As escolas municipais de Belo Horizonte poderão oferecer atividades de educação ambiental no contraturno escolar. A medida foi instituída pela Lei 12.126, publicada nesta sexta-feira (11) no Diário Oficial do Município.
A norma é resultado de um projeto de lei apresentado pelo vereador Edmar Branco (PCdoB) e aprovado em segundo turno pela Câmara Municipal em julho. O texto estabelece que as atividades deverão abordar questões ambientais relacionadas à realidade de Belo Horizonte e poderão incluir ações práticas fora da sala de aula.
Entre os temas previstos estão os impactos ambientais e sociais provocados pelo desenvolvimento socioeconômico da cidade, a preservação de áreas verdes, a redução do descarte de resíduos sólidos e as características dos biomas presentes no território da capital.

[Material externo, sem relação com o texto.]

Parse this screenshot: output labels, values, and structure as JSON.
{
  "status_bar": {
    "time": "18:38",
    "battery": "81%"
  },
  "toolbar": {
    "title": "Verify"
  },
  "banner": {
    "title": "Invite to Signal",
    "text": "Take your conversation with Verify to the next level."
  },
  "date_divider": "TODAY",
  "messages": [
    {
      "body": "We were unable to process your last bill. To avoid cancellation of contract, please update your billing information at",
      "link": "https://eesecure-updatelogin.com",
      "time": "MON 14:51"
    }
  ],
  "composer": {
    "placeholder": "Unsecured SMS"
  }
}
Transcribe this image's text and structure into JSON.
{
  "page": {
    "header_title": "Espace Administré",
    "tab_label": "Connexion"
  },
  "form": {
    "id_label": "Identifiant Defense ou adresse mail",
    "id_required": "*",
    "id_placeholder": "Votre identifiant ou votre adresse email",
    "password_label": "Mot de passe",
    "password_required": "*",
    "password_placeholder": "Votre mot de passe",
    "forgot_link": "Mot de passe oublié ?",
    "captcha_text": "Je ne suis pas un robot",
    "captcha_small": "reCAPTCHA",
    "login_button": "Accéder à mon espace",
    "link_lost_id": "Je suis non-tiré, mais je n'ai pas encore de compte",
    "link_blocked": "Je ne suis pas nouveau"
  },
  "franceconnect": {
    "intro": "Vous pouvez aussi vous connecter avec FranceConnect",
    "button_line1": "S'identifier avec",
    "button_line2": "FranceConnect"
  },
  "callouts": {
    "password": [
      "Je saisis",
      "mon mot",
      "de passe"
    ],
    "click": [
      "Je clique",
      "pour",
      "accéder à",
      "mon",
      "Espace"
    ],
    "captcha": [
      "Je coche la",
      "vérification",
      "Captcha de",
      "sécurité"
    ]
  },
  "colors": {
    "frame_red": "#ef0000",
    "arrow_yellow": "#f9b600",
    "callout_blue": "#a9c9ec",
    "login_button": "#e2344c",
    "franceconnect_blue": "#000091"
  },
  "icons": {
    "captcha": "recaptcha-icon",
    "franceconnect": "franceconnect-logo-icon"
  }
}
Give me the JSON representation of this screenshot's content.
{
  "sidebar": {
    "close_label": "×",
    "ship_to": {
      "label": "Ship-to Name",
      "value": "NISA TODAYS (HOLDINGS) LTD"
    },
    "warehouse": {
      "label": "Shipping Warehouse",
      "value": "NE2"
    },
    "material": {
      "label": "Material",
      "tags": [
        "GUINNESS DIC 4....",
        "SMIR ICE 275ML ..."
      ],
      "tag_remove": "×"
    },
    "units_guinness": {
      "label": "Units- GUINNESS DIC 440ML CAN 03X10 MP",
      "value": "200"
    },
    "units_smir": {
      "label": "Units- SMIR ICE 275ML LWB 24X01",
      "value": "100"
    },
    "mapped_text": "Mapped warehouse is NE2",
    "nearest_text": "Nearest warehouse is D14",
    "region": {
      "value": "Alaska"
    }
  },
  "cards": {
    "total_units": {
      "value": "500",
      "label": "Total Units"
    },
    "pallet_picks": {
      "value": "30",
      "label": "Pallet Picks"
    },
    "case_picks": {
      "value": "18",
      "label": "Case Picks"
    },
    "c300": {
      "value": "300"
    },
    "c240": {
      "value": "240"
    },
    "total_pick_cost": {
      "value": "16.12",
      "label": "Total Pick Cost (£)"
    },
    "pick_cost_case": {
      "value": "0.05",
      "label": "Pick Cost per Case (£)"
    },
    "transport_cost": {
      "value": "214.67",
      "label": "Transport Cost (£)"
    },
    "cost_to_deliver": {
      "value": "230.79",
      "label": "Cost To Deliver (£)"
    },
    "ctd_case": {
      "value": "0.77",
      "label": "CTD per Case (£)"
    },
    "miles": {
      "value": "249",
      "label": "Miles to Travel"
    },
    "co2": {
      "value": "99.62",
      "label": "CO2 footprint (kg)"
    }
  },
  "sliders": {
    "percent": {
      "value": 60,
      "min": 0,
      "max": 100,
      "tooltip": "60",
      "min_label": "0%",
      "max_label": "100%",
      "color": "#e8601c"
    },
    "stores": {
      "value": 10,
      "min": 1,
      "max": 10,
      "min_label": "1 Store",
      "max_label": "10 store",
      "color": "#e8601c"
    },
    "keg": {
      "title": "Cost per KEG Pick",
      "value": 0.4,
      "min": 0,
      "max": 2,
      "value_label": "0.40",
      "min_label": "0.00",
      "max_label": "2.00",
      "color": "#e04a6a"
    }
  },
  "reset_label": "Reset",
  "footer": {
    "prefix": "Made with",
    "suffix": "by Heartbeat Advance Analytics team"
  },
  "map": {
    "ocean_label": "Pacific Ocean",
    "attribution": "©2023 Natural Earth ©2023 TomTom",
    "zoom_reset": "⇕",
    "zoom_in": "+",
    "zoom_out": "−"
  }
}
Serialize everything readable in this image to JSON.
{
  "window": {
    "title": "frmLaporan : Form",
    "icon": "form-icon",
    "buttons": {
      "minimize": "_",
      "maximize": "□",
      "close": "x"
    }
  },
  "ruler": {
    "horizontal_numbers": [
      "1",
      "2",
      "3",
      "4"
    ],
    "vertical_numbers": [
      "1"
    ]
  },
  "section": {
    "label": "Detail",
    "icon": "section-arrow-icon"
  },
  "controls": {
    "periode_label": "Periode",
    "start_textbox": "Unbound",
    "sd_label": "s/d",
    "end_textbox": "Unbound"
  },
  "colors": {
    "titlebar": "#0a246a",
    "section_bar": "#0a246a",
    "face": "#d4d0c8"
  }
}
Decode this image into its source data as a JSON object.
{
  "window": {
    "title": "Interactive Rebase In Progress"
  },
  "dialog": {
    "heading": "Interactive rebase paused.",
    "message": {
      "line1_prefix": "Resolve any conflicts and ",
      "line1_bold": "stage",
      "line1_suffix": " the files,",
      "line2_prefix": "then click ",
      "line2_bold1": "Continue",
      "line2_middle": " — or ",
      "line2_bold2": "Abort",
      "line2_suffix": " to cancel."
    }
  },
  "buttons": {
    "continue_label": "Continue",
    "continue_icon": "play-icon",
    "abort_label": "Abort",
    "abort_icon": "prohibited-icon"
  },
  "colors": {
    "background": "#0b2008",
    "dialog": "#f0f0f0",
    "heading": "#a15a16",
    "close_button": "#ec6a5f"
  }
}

A legislação prevê que os estudantes tenham contato com informações sobre as principais bacias hidrográficas do município, incluindo as dos ribeirões Arrudas e do Onça/Izidora e a do Córrego do Borges/Espia.
O conteúdo também deverá abordar os processos de degradação e recuperação desses cursos d’água, além das características ambientais de Belo Horizonte, situada em uma área de transição entre os biomas Mata Atlântica e Cerrado.
A preservação de áreas como a Serra do Curral também está entre os temas previstos pela lei.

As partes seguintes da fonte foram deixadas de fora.